Risk & Return | Correlation |
Carnegie Clean Energy Technical and Predictive Analytics
The otc stock market is financially volatile. Despite the volatility, there exist limitless possibilities of gaining profits and building passive income portfolios. With the complexity of Carnegie Clean's price movements, a comprehensive understanding of forecasting methods that an investor can rely on to make the right move is invaluable. These methods predict trends that assist an investor in predicting the movement of Carnegie Clean's current price.Cycle Indicators | ||
Math Operators | ||
Math Transform | ||
Momentum Indicators | ||
Overlap Studies | ||
Pattern Recognition | ||
Price Transform | ||
Statistic Functions | ||
Volatility Indicators | ||
Volume Indicators |
Carnegie Clean Market Strength Events
Market strength indicators help investors to evaluate how Carnegie Clean otc stock reacts to ongoing and evolving market conditions. The investors can use it to make informed decisions about market timing, and determine when trading Carnegie Clean shares will generate the highest return on investment. By undertsting and applying Carnegie Clean otc stock market strength indicators, traders can identify Carnegie Clean Energy entry and exit signals to maximize returns.
Accumulation Distribution | 98.3 | |||
Daily Balance Of Power | 1.076923 | |||
Rate Of Daily Change | 1.06 | |||
Day Median Price | 0.0261 | |||
Day Typical Price | 0.0263 | |||
Price Action Indicator | 0.0014 | |||
Period Momentum Indicator | 0.0014 | |||
Relative Strength Index | 48.71 |
Carnegie Clean Risk Indicators
The analysis of Carnegie Clean's basic risk indicators is one of the essential steps in accurately forecasting its future price. The process involves identifying the amount of risk involved in Carnegie Clean's investment and either accepting that risk or mitigating it. Along with some essential techniques for forecasting carnegie otc stock prices, we also provide a set of basic risk indicators that can assist in the individual investment decision or help in hedging the risk of your existing portfolios.
Mean Deviation | 6.62 | |||
Semi Deviation | 8.42 | |||
Standard Deviation | 10.09 | |||
Variance | 101.87 | |||
Downside Variance | 90.38 | |||
Semi Variance | 70.92 | |||
Expected Short fall | (8.51) |
Please note, the risk measures we provide can be used independently or collectively to perform a risk assessment.

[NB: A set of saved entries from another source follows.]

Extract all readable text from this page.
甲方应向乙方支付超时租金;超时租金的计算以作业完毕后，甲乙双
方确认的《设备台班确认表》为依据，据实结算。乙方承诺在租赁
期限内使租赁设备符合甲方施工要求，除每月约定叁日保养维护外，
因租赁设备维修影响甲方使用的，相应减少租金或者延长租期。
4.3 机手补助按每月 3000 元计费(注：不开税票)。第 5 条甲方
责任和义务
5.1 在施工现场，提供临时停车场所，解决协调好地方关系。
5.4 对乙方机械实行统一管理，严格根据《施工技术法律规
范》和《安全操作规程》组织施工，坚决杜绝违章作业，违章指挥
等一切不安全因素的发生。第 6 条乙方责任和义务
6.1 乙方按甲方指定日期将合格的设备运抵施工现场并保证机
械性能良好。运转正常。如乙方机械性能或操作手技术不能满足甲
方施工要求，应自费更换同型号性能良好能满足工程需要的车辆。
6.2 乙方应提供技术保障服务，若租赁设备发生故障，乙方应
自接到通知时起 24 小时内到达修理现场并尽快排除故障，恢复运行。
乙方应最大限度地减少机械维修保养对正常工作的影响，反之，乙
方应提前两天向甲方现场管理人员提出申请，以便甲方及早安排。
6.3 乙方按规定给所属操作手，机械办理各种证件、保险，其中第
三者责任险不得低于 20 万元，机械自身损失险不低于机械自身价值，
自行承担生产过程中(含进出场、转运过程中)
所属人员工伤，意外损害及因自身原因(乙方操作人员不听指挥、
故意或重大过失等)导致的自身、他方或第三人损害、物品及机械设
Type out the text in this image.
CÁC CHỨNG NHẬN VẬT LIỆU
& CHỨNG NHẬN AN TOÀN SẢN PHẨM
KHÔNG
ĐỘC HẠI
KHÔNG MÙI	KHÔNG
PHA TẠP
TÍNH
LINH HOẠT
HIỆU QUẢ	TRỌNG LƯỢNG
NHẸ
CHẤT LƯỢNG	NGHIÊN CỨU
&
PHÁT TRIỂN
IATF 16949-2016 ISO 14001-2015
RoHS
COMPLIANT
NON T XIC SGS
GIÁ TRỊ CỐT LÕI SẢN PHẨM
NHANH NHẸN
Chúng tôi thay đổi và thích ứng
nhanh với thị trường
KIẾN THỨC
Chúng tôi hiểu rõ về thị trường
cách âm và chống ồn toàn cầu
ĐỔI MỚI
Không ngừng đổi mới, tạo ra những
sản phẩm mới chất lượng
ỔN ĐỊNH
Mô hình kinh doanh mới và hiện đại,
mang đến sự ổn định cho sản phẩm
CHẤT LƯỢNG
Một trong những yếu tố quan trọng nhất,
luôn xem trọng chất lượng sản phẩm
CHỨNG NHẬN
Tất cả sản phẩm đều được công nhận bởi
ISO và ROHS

When comparing two potential investments, we recommend comparing similar equities with homogenous growth potential and valuation from related markets to determine which investment holds the most risk.
Currently Active Assets on Macroaxis
Other Information on Investing in Carnegie OTC Stock
Carnegie Clean financial ratios help investors to determine whether Carnegie OTC Stock is cheap or expensive when compared to a particular measure, such as profits or enterprise value. In other words, they help investors to determine the cost of investment in Carnegie with respect to the benefits of owning Carnegie Clean security.